Salutations à vous quatre, et merci de répondre aux questions de Metal Alliance Mag autour de votre premier album et de vos concerts ! Pour commencer, à propos de ce soir, quel effet ça vous fait de partager la scène avec les trois autres groupes de l’affiche ?

Petri Ravn : Et bien, on est très contents ! Quand on a vu que c’était Pensées Nocturnes en tête d’affiche, on a fait « wow »… On avait déjà joué avec Griffon deux fois dans le passé, donc c’est la troisième fois qu’on joue avec eux. Et Houle, personnellement, je connaissais pas, donc ça fait découvrir un groupe de plus.

Bastien : Très bel endroit pour jouer, très belle scène, très beau public…

Étrange Garçon : Moi, je regrette juste qu’il nous ait manqué sûrement quelques minutes de set, même si on a débordé… Après, je sais que le concert a été très, très éprouvant. Personnellement, j’ai mis beaucoup de temps à me mettre dedans, mais sur la fin, j’ai l’impression… après, c’est peut-être le public parisien qui est comme ça, je ne sais pas, je le connais assez mal, mais j’ai l’impression que les gens ont été réceptifs.

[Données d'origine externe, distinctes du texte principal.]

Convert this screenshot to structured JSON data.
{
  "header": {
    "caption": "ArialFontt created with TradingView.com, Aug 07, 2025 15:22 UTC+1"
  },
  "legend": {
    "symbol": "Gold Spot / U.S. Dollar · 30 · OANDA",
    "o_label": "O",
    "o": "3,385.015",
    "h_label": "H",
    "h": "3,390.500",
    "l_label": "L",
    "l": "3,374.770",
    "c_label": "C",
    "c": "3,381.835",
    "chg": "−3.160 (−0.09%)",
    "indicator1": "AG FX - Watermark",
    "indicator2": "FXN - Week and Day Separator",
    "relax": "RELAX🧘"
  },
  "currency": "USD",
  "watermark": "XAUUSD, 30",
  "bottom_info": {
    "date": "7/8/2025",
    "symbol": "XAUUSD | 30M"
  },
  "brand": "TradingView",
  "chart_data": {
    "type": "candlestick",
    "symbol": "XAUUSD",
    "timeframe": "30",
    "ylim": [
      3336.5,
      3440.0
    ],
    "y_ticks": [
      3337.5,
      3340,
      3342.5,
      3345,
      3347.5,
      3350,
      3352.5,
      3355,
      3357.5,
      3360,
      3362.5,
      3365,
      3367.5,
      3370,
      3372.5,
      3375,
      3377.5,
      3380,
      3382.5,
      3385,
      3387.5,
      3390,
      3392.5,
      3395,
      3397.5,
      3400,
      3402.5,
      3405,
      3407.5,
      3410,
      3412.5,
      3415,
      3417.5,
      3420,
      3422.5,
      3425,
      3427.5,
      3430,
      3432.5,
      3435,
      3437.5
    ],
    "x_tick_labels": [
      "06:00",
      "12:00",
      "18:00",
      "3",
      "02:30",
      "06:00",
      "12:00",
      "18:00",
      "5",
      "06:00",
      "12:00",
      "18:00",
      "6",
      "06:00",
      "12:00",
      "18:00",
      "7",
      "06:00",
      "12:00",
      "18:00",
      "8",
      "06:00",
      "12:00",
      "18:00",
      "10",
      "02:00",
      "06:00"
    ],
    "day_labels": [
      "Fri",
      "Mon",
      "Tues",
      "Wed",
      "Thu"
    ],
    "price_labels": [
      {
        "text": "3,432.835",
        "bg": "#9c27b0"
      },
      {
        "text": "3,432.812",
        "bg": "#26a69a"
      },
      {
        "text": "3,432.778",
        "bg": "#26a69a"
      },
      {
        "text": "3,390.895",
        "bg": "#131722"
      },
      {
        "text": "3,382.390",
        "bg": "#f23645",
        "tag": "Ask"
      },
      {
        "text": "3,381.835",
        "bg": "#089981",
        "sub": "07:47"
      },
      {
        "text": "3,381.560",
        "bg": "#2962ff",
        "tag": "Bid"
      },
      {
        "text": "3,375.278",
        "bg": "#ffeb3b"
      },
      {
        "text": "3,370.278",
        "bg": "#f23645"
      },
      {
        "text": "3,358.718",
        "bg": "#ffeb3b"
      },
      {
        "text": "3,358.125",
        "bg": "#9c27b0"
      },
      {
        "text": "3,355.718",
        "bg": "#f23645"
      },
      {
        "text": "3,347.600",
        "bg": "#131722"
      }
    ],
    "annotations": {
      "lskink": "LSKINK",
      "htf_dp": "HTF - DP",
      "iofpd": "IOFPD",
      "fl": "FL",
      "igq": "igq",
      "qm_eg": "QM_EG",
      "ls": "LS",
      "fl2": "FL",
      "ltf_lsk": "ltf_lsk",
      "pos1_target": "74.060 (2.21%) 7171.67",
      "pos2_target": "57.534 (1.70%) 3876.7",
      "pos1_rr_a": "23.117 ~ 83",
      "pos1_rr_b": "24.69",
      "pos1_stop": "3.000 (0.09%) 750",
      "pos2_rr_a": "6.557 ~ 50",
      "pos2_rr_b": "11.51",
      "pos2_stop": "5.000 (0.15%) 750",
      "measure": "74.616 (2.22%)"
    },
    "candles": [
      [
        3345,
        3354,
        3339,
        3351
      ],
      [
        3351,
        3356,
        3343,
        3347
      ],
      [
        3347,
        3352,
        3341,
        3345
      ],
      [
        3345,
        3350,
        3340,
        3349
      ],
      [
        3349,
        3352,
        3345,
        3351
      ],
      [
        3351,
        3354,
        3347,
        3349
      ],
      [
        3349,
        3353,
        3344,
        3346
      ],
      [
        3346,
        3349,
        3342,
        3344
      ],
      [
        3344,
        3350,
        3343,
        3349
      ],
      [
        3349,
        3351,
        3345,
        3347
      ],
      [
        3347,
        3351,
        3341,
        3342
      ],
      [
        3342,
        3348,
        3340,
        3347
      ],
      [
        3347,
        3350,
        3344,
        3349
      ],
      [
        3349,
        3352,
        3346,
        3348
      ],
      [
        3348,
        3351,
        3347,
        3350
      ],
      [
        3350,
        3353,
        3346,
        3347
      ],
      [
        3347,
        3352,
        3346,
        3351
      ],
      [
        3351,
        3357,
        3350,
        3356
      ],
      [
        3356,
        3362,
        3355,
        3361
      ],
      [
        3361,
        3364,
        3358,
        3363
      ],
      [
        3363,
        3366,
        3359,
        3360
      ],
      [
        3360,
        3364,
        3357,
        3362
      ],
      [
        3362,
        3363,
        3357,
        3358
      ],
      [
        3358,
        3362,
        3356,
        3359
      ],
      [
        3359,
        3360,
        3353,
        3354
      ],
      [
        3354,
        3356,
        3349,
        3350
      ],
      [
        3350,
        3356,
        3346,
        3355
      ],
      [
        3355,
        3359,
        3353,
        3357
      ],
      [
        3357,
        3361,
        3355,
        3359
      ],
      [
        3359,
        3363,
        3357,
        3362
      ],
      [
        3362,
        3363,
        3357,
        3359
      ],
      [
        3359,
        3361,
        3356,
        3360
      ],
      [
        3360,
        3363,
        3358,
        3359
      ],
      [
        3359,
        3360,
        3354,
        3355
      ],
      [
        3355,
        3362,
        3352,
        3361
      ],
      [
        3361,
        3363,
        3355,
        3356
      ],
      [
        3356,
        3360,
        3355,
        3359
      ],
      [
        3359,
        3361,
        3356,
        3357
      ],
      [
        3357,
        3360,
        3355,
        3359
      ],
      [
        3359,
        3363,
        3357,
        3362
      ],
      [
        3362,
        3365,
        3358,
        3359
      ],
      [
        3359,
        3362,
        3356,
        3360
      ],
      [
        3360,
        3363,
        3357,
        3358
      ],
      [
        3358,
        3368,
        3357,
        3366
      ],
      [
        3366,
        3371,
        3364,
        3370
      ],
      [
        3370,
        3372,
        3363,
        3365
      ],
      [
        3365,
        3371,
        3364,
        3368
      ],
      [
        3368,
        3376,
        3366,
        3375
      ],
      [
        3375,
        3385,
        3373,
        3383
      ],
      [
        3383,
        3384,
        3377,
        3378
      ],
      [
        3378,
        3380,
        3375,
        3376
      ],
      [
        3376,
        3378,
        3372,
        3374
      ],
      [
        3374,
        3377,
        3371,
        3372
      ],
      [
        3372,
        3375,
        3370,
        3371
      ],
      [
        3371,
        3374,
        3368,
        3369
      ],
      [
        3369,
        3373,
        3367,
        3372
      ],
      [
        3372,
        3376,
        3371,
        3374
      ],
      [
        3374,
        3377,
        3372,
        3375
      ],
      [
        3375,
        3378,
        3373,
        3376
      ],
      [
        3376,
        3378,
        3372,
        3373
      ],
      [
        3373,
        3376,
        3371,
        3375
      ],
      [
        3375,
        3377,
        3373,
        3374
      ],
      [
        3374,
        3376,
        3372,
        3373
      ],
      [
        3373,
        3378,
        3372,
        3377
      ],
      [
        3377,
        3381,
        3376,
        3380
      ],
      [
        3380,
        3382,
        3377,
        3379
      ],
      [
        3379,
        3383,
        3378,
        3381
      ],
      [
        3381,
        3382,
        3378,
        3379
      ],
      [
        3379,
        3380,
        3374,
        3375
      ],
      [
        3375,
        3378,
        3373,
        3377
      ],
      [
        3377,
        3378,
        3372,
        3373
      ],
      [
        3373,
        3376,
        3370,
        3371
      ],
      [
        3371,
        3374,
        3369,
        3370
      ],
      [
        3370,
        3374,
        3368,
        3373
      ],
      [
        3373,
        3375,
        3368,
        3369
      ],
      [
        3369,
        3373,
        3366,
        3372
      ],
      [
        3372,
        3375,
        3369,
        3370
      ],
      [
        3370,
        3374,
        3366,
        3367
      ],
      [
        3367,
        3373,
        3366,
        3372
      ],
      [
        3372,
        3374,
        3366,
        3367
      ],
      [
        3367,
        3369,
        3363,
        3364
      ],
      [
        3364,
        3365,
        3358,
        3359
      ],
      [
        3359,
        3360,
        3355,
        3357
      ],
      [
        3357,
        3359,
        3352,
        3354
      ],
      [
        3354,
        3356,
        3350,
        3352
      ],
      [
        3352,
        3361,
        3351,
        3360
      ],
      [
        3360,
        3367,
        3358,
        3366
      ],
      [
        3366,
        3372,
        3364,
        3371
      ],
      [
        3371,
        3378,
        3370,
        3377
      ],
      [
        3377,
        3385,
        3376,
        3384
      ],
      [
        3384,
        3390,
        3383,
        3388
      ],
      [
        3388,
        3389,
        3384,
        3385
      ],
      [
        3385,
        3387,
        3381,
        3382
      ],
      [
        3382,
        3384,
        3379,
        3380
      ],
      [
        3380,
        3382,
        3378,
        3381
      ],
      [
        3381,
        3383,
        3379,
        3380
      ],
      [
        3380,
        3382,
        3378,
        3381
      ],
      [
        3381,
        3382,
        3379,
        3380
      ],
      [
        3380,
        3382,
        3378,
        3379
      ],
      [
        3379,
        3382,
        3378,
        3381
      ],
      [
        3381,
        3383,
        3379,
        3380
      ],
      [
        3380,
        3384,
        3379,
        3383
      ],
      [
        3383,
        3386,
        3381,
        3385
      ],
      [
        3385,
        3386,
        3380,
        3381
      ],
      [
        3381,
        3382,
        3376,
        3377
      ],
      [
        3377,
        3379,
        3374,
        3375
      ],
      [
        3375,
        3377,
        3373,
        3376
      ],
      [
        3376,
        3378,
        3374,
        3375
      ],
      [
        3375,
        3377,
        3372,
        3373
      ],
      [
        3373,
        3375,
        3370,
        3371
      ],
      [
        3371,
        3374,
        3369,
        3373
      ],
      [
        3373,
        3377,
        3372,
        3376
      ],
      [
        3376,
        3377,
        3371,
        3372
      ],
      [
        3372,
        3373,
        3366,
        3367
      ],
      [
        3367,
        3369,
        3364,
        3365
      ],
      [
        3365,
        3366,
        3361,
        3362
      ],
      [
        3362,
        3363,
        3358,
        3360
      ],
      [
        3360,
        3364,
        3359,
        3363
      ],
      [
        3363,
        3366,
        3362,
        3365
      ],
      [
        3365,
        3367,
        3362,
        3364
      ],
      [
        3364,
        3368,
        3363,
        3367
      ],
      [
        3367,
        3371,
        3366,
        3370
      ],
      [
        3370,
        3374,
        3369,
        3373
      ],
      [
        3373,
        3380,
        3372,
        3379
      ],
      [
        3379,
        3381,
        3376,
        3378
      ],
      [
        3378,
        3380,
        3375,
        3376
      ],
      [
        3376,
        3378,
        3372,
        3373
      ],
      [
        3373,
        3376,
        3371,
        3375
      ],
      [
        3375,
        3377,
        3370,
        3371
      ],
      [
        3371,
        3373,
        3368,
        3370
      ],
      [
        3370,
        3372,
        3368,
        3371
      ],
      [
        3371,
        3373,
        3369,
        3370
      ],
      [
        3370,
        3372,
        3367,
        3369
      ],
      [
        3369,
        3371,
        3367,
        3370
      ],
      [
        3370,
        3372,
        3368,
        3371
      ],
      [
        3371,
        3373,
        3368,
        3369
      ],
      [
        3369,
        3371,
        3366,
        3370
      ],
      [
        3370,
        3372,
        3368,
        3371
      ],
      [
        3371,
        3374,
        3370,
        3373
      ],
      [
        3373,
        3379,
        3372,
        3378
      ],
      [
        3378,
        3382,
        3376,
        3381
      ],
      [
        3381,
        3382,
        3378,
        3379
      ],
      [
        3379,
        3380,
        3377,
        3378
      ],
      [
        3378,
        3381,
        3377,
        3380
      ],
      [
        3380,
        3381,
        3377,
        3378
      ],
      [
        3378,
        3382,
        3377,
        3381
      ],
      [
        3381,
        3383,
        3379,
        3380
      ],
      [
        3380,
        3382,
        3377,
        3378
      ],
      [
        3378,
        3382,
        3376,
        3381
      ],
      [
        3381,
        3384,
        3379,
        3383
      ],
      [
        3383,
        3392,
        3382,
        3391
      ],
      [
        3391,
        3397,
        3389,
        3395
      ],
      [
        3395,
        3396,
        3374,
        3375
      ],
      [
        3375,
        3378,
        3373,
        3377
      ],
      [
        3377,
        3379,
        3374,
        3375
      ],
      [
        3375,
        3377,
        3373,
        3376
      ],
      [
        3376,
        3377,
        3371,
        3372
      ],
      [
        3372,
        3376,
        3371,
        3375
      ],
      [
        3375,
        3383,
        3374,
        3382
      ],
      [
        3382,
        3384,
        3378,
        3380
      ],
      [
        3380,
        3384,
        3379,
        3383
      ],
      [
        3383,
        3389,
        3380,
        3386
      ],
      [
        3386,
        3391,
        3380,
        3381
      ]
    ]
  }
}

Petri Ravn : Il y avait du monde aussi.

Étrange Garçon : Oui, je pensais pas qu’il y aurait autant de monde. C’est vrai que c’est le concert de Bovary où il y en a eu le plus […] Je pense qu’on était stressés et qu’on angoissait, en réalité.

C’était quand même un bon moment. Pour parler un peu du groupe, je ne vais pas vous demander d’en refaire l’historique, mais je sais que depuis sa formation, il a connu beaucoup de changements… Comment décririez-vous votre évolution et l’impact qu’elle a eu sur votre façon de penser votre musique et vos prestations ?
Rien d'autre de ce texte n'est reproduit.